Re “Bike lanes pedal down Santa Monica, Fountain,” Aug. 24 issue
Bike lanes on Fountain Avenue are a bad idea. Vehicular traffic is like water, it will always find a way to get through, and if it doesn’t it will back up, just like the water flooding several blocks of Melrose Avenue.
Fountain is a major cut-through street, carrying thousands of cars a day, its importance to traffic memorialized in Bette Davis’ famous line decades ago to Johnny Carson. When asked about advice she would give to a young starlet trying to get into Hollywood, Davis quipped, “Take Fountain!”
It isn’t wide enough for bicycle lanes to be added without eliminating either traffic lanes, impacting traffic flow or parking, impacting those who live in the apartment buildings built without sufficient underground parking. Fountain is on the side of a hill, so getting to and from it is not easy for a cyclist.

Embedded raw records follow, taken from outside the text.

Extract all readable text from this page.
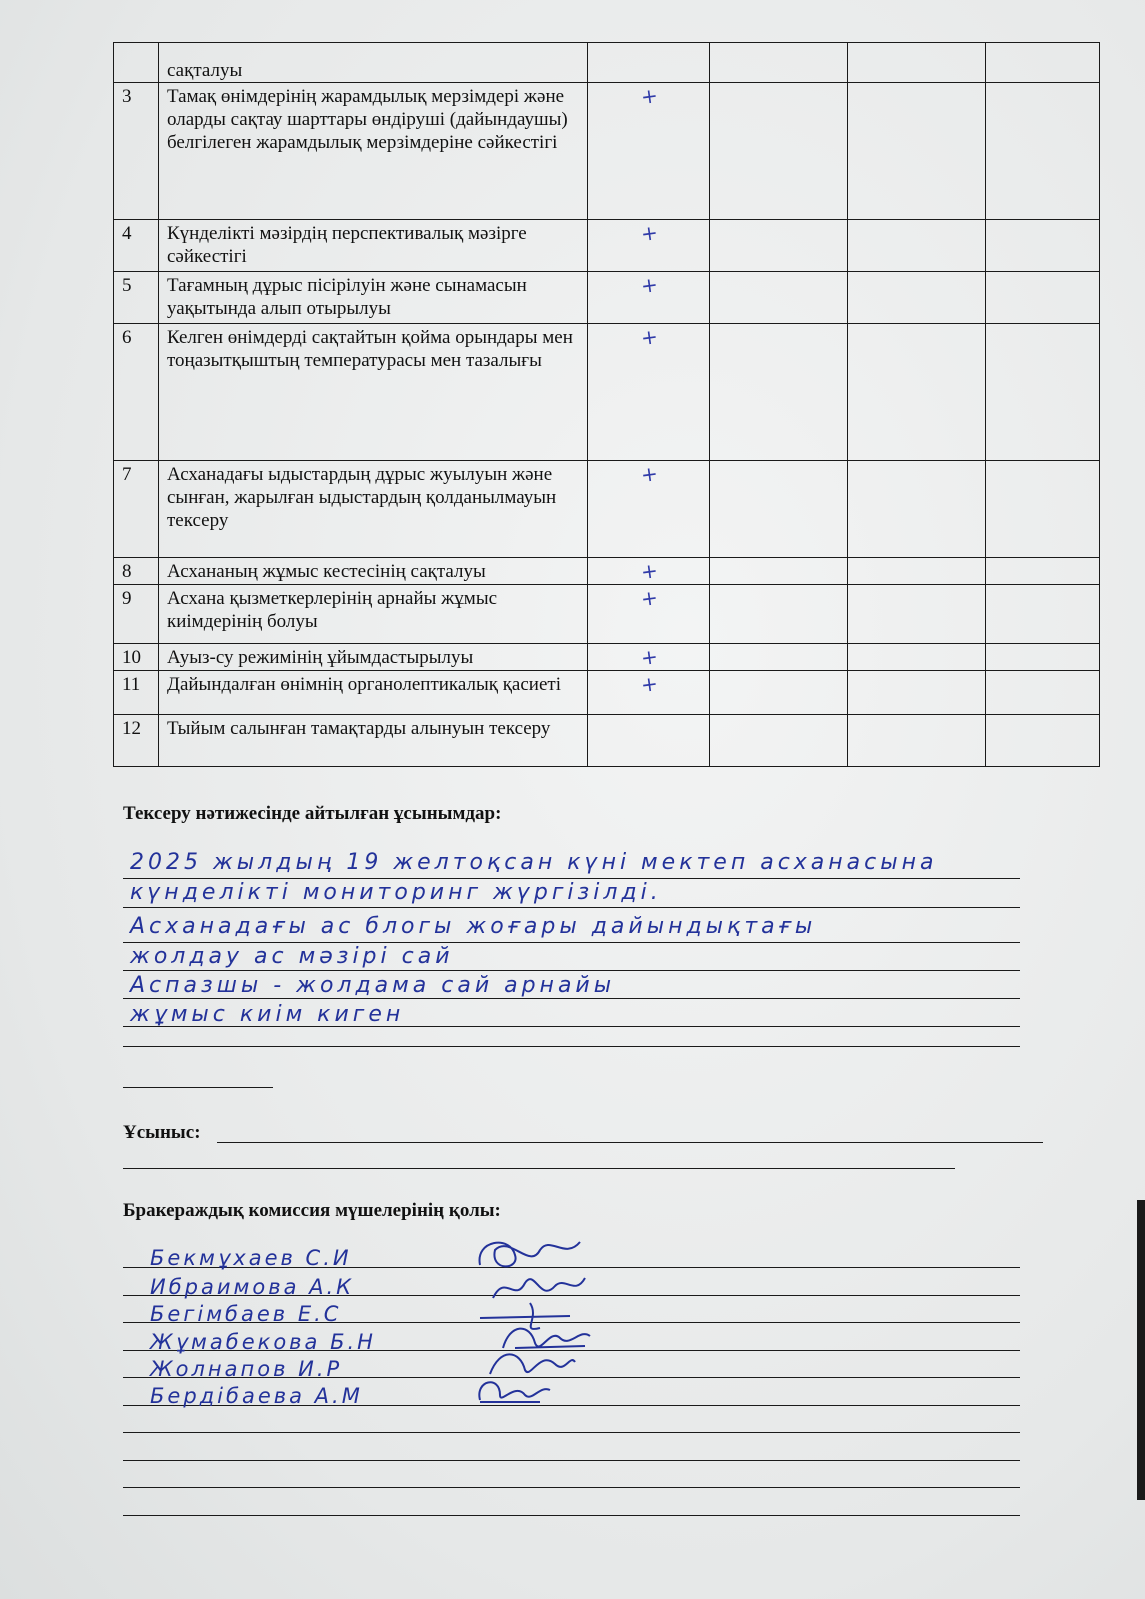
	сақталуы				
3	Тамақ өнімдерінің жарамдылық мерзімдері және оларды сақтау шарттары өндіруші (дайындаушы) белгілеген жарамдылық мерзімдеріне сәйкестігі	+			
4	Күнделікті мәзірдің перспективалық мәзірге сәйкестігі	+			
5	Тағамның дұрыс пісірілуін және сынамасын уақытында алып отырылуы	+			
6	Келген өнімдерді сақтайтын қойма орындары мен тоңазытқыштың температурасы мен тазалығы	+			
7	Асханадағы ыдыстардың дұрыс жуылуын және сынған, жарылған ыдыстардың қолданылмауын тексеру	+			
8	Асхананың жұмыс кестесінің сақталуы	+			
9	Асхана қызметкерлерінің арнайы жұмыс киімдерінің болуы	+			
10	Ауыз-су режимінің ұйымдастырылуы	+			
11	Дайындалған өнімнің органолептикалық қасиеті	+			
12	Тыйым салынған тамақтарды алынуын тексеру				
Тексеру нәтижесінде айтылған ұсынымдар:
2025 жылдың 19 желтоқсан күні мектеп асханасына
күнделікті мониторинг жүргізілді.
Асханадағы ас блогы жоғары дайындықтағы
жолдау ас мәзірі сай
Аспазшы - жолдама сай арнайы
жұмыс киім киген
Ұсыныс:
Бракераждық комиссия мүшелерінің қолы:
Бекмұхаев С.И
Ибраимова А.К
Бегімбаев Е.С
Жұмабекова Б.Н
Жолнапов И.Р
Бердібаева А.М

The bicycle lane should be installed first on Santa Monica Boulevard, in the median strip. Santa Monica Boulevard is wider and the median strip is an ideal place for bike lanes. Plus, traffic moves more slowly, so riding a bike will be safer.
City authorities should see how many people use it before installing bike lanes on Fountain. And I sure hope they plan to do traffic studies wherever they install bike lanes to measure the impact on traffic and to see how many bike riders use them and how many bike riders are hit by cars.
Two final, more general comments. Cities cannot make changes in historic traffic patterns in isolation, but should be required by regional planning authorities to coordinate plans. A bicycle lane on Fountain, or on Santa Monica, that ends at the city borders, just reduces vehicular traffic without really providing something useful for bike riders.
And traffic calming or bike lanes are incompatible with the overdevelopment favored by city authorities who receive lucrative campaign donations, like the proposed giant Television City project also on the front page, and in some cases outright bribes, from developers. This is especially true of the corridor from Pico Boulevard or even Venice or Washington on the south and Sunset on the north, from the Pacific Ocean to downtown Los Angeles. The region’s road structure was developed in the 1920s. The population has increased dramatically since then, with the demise of the very functional Red Car system and the rise of the freeways. Even when the L.A. Metro [system] is fully developed, it will never be as comprehensive as the subway systems in New York, London or Paris, where one can live or visit without a car.
The combination of overdevelopment and reducing vehicular traffic lanes will leave us trapped in our homes because it will just take too long to get places.